联合学习中可靠模型融合的合奏蒸馏

论文标题

联合学习中可靠模型融合的合奏蒸馏

Ensemble Distillation for Robust Model Fusion in Federated Learning

论文作者

Lin, Tao, Kong, Lingjing, Stich, Sebastian U., Jaggi, Martin

论文摘要

联合学习（FL）是一种机器学习设置，许多设备在此设置中协作训练机器学习模型，同时保持培训数据分散。在当前的大多数培训方案中，中央模型都是通过平均服务器模型的参数和客户端更新的参数来完善的。
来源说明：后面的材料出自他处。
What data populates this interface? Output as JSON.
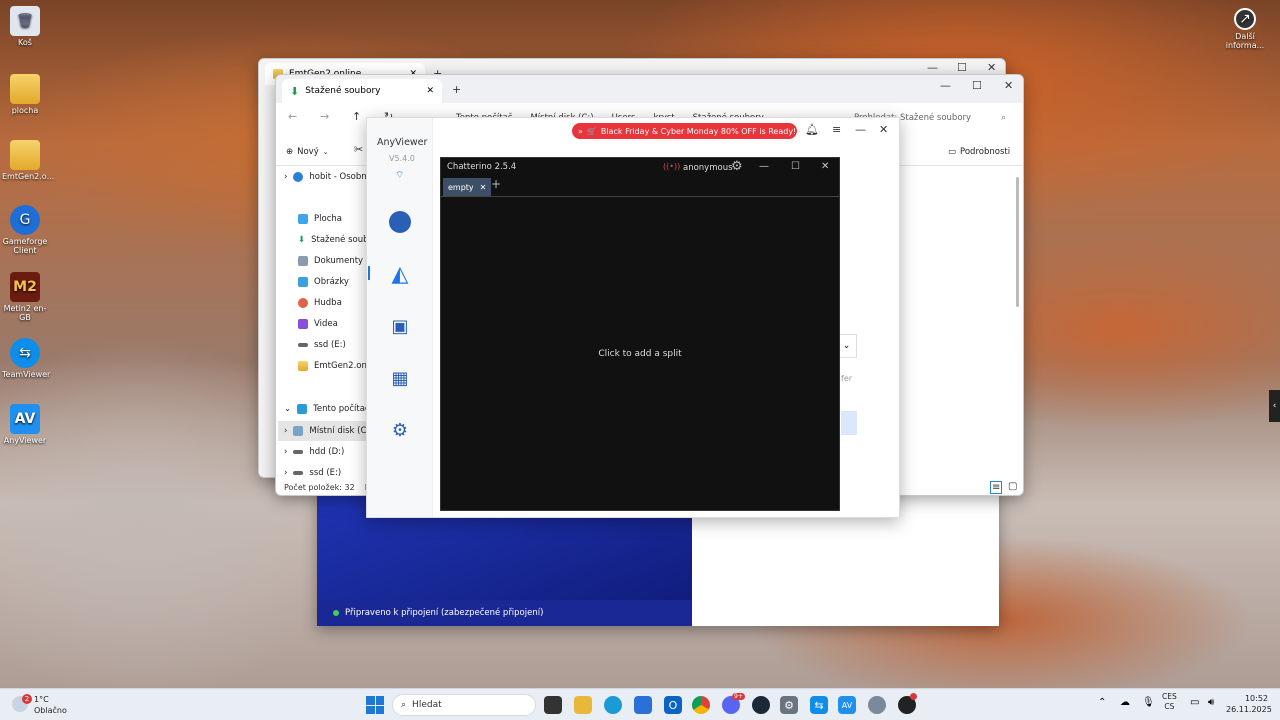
{
  "desktop": {
    "icons": [
      {
        "label": "Koš",
        "icon": "recycle-bin-icon"
      },
      {
        "label": "plocha",
        "icon": "folder-icon"
      },
      {
        "label": "EmtGen2.o...",
        "icon": "folder-icon"
      },
      {
        "label": "Gameforge Client",
        "icon": "gameforge-icon"
      },
      {
        "label": "Metin2 en-GB",
        "icon": "metin2-icon"
      },
      {
        "label": "TeamViewer",
        "icon": "teamviewer-icon"
      },
      {
        "label": "AnyViewer",
        "icon": "anyviewer-icon"
      }
    ],
    "right_icon_label": "Další informa..."
  },
  "explorer_back": {
    "tab_title": "EmtGen2.online"
  },
  "explorer": {
    "tab_title": "Stažené soubory",
    "breadcrumb": [
      "Tento počítač",
      "Místní disk (C:)",
      "Users",
      "kryst",
      "Stažené soubory"
    ],
    "search_placeholder": "Prohledat: Stažené soubory",
    "new_label": "Nový",
    "details_label": "Podrobnosti",
    "nav": [
      {
        "label": "hobit - Osobní"
      },
      {
        "label": "Plocha"
      },
      {
        "label": "Stažené soub"
      },
      {
        "label": "Dokumenty"
      },
      {
        "label": "Obrázky"
      },
      {
        "label": "Hudba"
      },
      {
        "label": "Videa"
      },
      {
        "label": "ssd (E:)"
      },
      {
        "label": "EmtGen2.online"
      },
      {
        "label": "Tento počítač"
      },
      {
        "label": "Místní disk (C:"
      },
      {
        "label": "hdd (D:)"
      },
      {
        "label": "ssd (E:)"
      }
    ],
    "status": "Počet položek: 32",
    "status2": "Po"
  },
  "anyviewer": {
    "title": "AnyViewer",
    "version": "V5.4.0",
    "promo": "Black Friday & Cyber Monday 80% OFF is Ready!",
    "partial_text": "fer"
  },
  "chatterino": {
    "title": "Chatterino 2.5.4",
    "user": "anonymous",
    "tab": "empty",
    "placeholder": "Click to add a split"
  },
  "teamviewer_bg": {
    "status": "Připraveno k připojení (zabezpečené připojení)"
  },
  "taskbar": {
    "weather_temp": "1°C",
    "weather_desc": "Oblačno",
    "weather_badge": "2",
    "search_placeholder": "Hledat",
    "lang_top": "CES",
    "lang_bottom": "CS",
    "time": "10:52",
    "date": "26.11.2025",
    "discord_badge": "9+"
  },
  "colors": {
    "accent_red": "#e8343b",
    "chat_bg": "#111111",
    "teamviewer_blue": "#1b2a8f",
    "online_green": "#3fcf5a"
  }
}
但是，仅当所有模型都具有相同的结构和大小时，直接平均模型参数才有可能，这在许多情况下可能是限制性的限制。在这项工作中，我们研究了FL的更强大，更灵活的聚合方案。具体而言，我们建议用于模型融合的集合蒸馏，即通过未标记的数据来培训中央分类器，从客户的输出中进行介绍。这种知识蒸馏技术降低了与基线FL算法相同程度的隐私风险和成本，但允许在可能有所不同的异质客户模型上灵活聚集，例如。大小，数值精度或结构。我们在各种CV/NLP数据集（CIFAR-10/100，Imagenet，AG News，SST2）和设置（异质模型/数据）上进行了广泛的经验实验，表明服务器模型可以更快，需要比到目前为止任何现有的FL技术更少的通信回合。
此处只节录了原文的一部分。